Alibaba karakolunun önünden bizleri başka arabaya bindirdiler, hastaneye gidiyoruz. Arabanın yan camını açtım, kepenek caddesinden, Yalçın sinemasının önünden geçerken bağırıyorum. “Alibaba da olaylar var, milleti öldürüyorlar, yetişin” diye feryat ediyorum. Numune Hastanesine varıyoruz, henüz öğlenin on ikisi, bizi yatırıp birer tane tatanoz iğnesi yapıyorlar, film çekmek için sedyelerle aşağı indiriyorlar, birden bire hastanenin kapıları arkasına kadar açılıyor ve birisi “sedyeleri boşaltın, ne kadar çalışan varsa hepsi buraya gelsin, çok ölü ve çok yaralı var” diyor. Getirilen yaralılarla hastanenin bütün odaları doluyor, yer kalmayınca Sigorta ve Demiryolu hastanesine gönderiliyor. Ölüler ise morgları dolduruyor.

        O gün olaylar çukur tarla mevkii ile Kolej civarında başlıyor. Çukur tarla halkından iki kadının ölmesi ve birçok insanın silahla yaralanması ile devam ediyor. Olayların daha büyümesini ve istenilen neticenin elde edilmesini isteyen solcu teröristler, Ali baba mahallesine her hafta kurulan bölge pazarına saldırıyorlar, rast gele ateş ediyorlar, birçok insan da orada yaralanıyor. Sonra olaylar Sivas’ın tümüne sirayet ediyor. Dede balı mahallesinde, Çavuşbaşında, Altuntabak mahallesinde, Tuzlugölde ve Sivas’ın merkezinde ölümler ve çok sayıda yaralanmalar oluyor. Birçok mahallede yangınlar çıkıyor. Bizler olup biteni Numune hastanesinin penceresinden seyrediyoruz, gelen yaralılardan bilgiler alıyoruz. Olaylar Arife günü ile kalmıyor Bayram günü yine devan ediyor. Alevilerle, Sünniler arasına deva bulunmaz bir dert açılmış oluyor. Sünniler saldıran, zalim gurup, Aleviler ise saldırılan, hakları gasp edilen, mağdur ve mazlum bir gurup olarak lanse ediliyor. Zamanın içişleri Bakanı İrfan Özaydınlı aynı günün akşamı hastaneye geliyor, benimle konuşuyor, olayların nasıl çıktığını anlatıyorum, fakat akşam haberlerinde bizim anlattıklarımız verilmiyor, Kolej’den bir alevi kadın konuşturularak nasıl mağdur oldukları anlattırılıyor.

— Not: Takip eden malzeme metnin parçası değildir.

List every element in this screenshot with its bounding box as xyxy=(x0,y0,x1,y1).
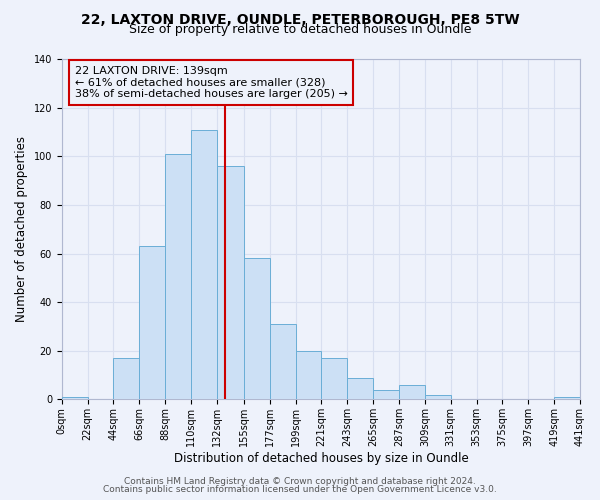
Bar xyxy=(296,351,322,400)
Text: Size of property relative to detached houses in Oundle: Size of property relative to detached ho… xyxy=(129,22,471,36)
Bar xyxy=(165,154,191,400)
Bar xyxy=(217,166,244,400)
Bar xyxy=(139,246,165,400)
Bar xyxy=(191,130,217,400)
Text: 22 LAXTON DRIVE: 139sqm
← 61% of detached houses are smaller (328)
38% of semi-d: 22 LAXTON DRIVE: 139sqm ← 61% of detache… xyxy=(75,66,347,99)
Bar xyxy=(347,378,373,400)
X-axis label: Distribution of detached houses by size in Oundle: Distribution of detached houses by size … xyxy=(173,452,468,465)
Bar xyxy=(62,397,88,400)
Y-axis label: Number of detached properties: Number of detached properties xyxy=(15,136,28,322)
Bar xyxy=(554,397,580,400)
Bar xyxy=(244,258,270,400)
Bar xyxy=(322,358,347,400)
Bar xyxy=(270,324,296,400)
Bar xyxy=(113,358,139,400)
Text: 22, LAXTON DRIVE, OUNDLE, PETERBOROUGH, PE8 5TW: 22, LAXTON DRIVE, OUNDLE, PETERBOROUGH, … xyxy=(80,12,520,26)
Text: Contains public sector information licensed under the Open Government Licence v3: Contains public sector information licen… xyxy=(103,485,497,494)
Bar xyxy=(373,390,399,400)
Bar xyxy=(399,385,425,400)
Text: Contains HM Land Registry data © Crown copyright and database right 2024.: Contains HM Land Registry data © Crown c… xyxy=(124,477,476,486)
Bar xyxy=(425,394,451,400)
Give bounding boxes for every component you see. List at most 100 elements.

          Hâlbuki olayların sonunda görülüyor ki on bir kişi ölmüş, ölenlerin ikisi Alevi vatandaşı, sonradan anlaşılıyor ki birini de kaza ile kendileri arkasından ateş ederek öldürmüşler. Ölenlerin dokuz tanesi ise Sünni vatandaş. Yaralananların ise yüz tanesi silahla yaralanmış. Bunların tamamı Sünni idi. Birkaç tane darp yaralısı ise Alevilerden idi. Aynı milletin evlatları, aynı dinin mensupları ve aynı yurdun vatandaşları olan ve asırlardır bu topraklarda yaşamış, kaderde ve kıvançta bir olmuş bu insanlar, böyle birbirine düşürüldü, husumet tohumları böyle ekildi. Günümüzün insanı hala o ekilen acı tohumların meyvesini yemeye devam ediyor.